Saturday, July 24, 2010

Why I'm Glad Cap and Trade Failed

Don't get me wrong, I'm for regulating greenhouse gasses. However, cap and trade is a scam. Here are a few excerpts from an essay I'm writing that addresses this scam:

From my essay:
Cap-and-trade represents a market-based environmental policy that is typically preferred by industry and financial speculators over a more direct penalty or tax for polluters (Weeks, 2010).

In 2008, Commissioner Bart Chilton from the US Commodities Future Trading Commission reported in The Financial Times that carbon might emerge as the world's biggest derivatives market by 2013 (Gettler, 2009). In 2009 estimates for the carbon market valued it between $2 trillion and $3.5 trillion (Gettler, 2009).

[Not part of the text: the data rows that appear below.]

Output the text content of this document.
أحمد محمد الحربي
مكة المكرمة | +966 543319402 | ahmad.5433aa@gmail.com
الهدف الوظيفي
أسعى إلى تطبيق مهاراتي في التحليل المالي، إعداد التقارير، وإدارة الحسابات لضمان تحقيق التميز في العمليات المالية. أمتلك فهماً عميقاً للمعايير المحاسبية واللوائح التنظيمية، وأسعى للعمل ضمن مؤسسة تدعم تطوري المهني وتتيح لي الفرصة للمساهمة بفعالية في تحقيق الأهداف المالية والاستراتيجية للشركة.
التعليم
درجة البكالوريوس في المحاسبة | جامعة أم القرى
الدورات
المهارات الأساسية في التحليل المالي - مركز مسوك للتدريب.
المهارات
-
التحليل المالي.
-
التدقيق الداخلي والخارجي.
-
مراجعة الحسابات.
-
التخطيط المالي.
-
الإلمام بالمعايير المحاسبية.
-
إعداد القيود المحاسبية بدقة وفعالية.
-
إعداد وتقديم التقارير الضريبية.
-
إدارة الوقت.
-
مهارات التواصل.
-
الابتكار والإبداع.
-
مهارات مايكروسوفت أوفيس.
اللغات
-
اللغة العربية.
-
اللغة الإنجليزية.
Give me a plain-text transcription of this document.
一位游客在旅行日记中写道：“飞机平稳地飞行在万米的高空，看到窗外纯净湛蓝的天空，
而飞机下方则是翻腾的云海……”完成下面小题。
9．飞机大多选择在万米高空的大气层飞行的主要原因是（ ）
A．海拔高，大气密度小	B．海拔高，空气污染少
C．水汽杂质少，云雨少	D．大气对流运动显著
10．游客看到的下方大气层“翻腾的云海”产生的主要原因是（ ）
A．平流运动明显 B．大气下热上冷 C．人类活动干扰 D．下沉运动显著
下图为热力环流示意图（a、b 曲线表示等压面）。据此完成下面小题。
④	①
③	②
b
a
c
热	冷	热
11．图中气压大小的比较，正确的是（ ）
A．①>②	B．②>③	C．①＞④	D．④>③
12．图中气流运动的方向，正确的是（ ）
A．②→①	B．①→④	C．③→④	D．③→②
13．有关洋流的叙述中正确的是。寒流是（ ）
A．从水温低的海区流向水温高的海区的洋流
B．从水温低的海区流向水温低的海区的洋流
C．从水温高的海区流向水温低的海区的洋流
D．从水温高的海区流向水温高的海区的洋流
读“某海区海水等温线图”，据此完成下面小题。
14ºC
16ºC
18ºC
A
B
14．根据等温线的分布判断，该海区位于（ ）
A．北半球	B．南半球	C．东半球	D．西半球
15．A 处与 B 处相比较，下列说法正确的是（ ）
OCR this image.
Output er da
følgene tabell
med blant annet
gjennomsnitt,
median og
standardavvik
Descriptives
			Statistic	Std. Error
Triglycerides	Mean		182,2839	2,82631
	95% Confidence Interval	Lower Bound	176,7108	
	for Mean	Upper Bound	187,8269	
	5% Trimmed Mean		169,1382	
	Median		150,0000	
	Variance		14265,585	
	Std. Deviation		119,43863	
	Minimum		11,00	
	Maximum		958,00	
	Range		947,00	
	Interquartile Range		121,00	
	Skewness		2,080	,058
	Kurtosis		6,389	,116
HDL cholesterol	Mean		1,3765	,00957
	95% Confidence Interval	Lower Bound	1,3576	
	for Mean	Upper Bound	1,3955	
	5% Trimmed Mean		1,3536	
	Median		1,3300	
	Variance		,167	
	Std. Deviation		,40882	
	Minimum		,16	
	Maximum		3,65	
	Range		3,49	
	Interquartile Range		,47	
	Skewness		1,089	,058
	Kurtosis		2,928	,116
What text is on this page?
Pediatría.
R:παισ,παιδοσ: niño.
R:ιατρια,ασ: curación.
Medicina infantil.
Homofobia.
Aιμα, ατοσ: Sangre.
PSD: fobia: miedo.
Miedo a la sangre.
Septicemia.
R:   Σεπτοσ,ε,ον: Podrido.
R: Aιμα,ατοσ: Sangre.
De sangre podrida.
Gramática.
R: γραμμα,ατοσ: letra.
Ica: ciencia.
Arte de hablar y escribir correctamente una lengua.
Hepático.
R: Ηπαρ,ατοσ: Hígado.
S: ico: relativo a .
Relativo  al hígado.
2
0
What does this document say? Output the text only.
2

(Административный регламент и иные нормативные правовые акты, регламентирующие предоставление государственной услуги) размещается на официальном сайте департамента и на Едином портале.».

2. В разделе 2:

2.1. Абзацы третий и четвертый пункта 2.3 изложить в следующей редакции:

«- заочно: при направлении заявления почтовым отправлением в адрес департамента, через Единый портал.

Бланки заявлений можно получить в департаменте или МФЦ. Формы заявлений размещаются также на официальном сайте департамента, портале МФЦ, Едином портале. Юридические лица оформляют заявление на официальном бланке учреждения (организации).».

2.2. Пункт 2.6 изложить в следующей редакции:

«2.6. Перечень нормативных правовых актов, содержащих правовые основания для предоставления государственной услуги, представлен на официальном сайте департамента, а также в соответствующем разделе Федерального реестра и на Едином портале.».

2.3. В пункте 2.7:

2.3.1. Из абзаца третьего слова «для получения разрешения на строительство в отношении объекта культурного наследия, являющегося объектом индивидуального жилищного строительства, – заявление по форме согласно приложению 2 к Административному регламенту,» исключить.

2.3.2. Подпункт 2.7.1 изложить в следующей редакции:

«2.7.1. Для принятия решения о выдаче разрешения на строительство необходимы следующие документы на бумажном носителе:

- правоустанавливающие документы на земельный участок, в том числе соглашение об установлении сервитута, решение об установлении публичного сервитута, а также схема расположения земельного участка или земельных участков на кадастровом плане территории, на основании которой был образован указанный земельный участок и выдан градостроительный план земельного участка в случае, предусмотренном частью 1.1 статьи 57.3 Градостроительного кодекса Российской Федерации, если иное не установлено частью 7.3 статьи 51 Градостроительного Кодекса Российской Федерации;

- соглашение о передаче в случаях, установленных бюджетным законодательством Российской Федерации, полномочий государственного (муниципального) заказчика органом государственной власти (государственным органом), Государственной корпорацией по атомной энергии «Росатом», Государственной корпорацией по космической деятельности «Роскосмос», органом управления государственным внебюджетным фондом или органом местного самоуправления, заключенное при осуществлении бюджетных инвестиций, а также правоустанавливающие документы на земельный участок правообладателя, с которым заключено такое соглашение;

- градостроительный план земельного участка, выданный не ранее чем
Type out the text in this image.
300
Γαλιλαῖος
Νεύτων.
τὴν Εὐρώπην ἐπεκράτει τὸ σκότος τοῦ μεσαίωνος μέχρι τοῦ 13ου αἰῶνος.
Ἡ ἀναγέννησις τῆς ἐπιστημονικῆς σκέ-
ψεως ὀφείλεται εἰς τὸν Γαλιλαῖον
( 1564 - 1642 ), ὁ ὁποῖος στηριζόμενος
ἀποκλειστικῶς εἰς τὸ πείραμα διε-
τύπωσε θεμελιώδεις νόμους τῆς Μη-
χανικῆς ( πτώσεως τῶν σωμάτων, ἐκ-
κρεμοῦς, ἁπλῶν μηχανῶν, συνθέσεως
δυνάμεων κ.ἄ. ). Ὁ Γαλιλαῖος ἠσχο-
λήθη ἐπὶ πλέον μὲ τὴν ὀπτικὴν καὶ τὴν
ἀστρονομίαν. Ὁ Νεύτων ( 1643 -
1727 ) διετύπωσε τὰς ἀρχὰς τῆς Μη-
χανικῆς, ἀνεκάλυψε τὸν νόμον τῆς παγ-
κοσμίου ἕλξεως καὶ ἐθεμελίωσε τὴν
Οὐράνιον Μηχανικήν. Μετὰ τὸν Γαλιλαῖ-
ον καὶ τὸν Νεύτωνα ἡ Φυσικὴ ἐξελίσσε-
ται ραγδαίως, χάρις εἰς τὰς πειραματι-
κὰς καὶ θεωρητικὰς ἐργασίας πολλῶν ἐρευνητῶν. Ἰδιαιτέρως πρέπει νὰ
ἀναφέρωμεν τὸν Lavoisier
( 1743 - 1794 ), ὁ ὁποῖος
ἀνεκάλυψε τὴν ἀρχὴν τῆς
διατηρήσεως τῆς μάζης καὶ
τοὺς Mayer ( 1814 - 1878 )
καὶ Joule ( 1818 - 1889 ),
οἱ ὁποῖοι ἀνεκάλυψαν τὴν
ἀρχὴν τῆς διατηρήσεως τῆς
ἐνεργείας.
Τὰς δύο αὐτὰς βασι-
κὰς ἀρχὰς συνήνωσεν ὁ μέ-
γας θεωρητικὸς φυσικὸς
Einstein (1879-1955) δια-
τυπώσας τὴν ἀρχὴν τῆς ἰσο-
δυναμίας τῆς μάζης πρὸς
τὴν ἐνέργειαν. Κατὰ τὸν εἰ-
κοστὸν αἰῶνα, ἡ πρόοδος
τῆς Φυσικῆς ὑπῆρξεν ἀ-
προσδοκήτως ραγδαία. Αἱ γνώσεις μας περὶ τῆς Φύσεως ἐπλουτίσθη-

It is worth noting that carbon derivatives were invented in part by the same woman who helped invent credit default swaps, Blythe Masters (Kassenaar, 2009; Washington’s Blog, 2009). Gillian Tett (2009) explains in Fool’s Gold that Blythe Masters of J. P. Morgan arranged the first credit default swap in 1994 with the European Bank of Reconstruction and Development (EBRD) in order to insure a line of credit J.P. Morgan was opening to the Exxon in 1993, after Exxon was threatened with a $5 billion fine for the oil spill....


Banks such as J. P. Morgan plan on serving as intermediaries in the growing carbon trading market...

Recently, calls have been made to regulate the market because of the proliferation of carbon derivatives: “Carbon derivatives should be regulated to stop the proliferation of instruments with the potential to wreak a subprime-style crisis, the head of chemicals group DSM said on Wednesday” (Hirschler, 2010 http://www.reuters.com/article/idUSLDE60Q1TK20100127). The Chief Executive of DSM was quoted as stating:
"There are now already in development derivatives of CO2 prices that are so
complicated that I do not understand it any more," he said. "If you get a
reservoir of derivatives which becomes so big that it becomes an industry in
itself that is very dangerous because you can get the tail wagging the dog.
(cited in Hirschler, 2010)
This concern that trading in carbon derivatives might drive the carbon market and eclipse the stated goal of reducing carbon emissions is widespread. The U.S. based environmental group, Friends of the Earth in 2009 released a report, Subprime Carbon, emphasizing the dangers of the market-based cap-and-trade system.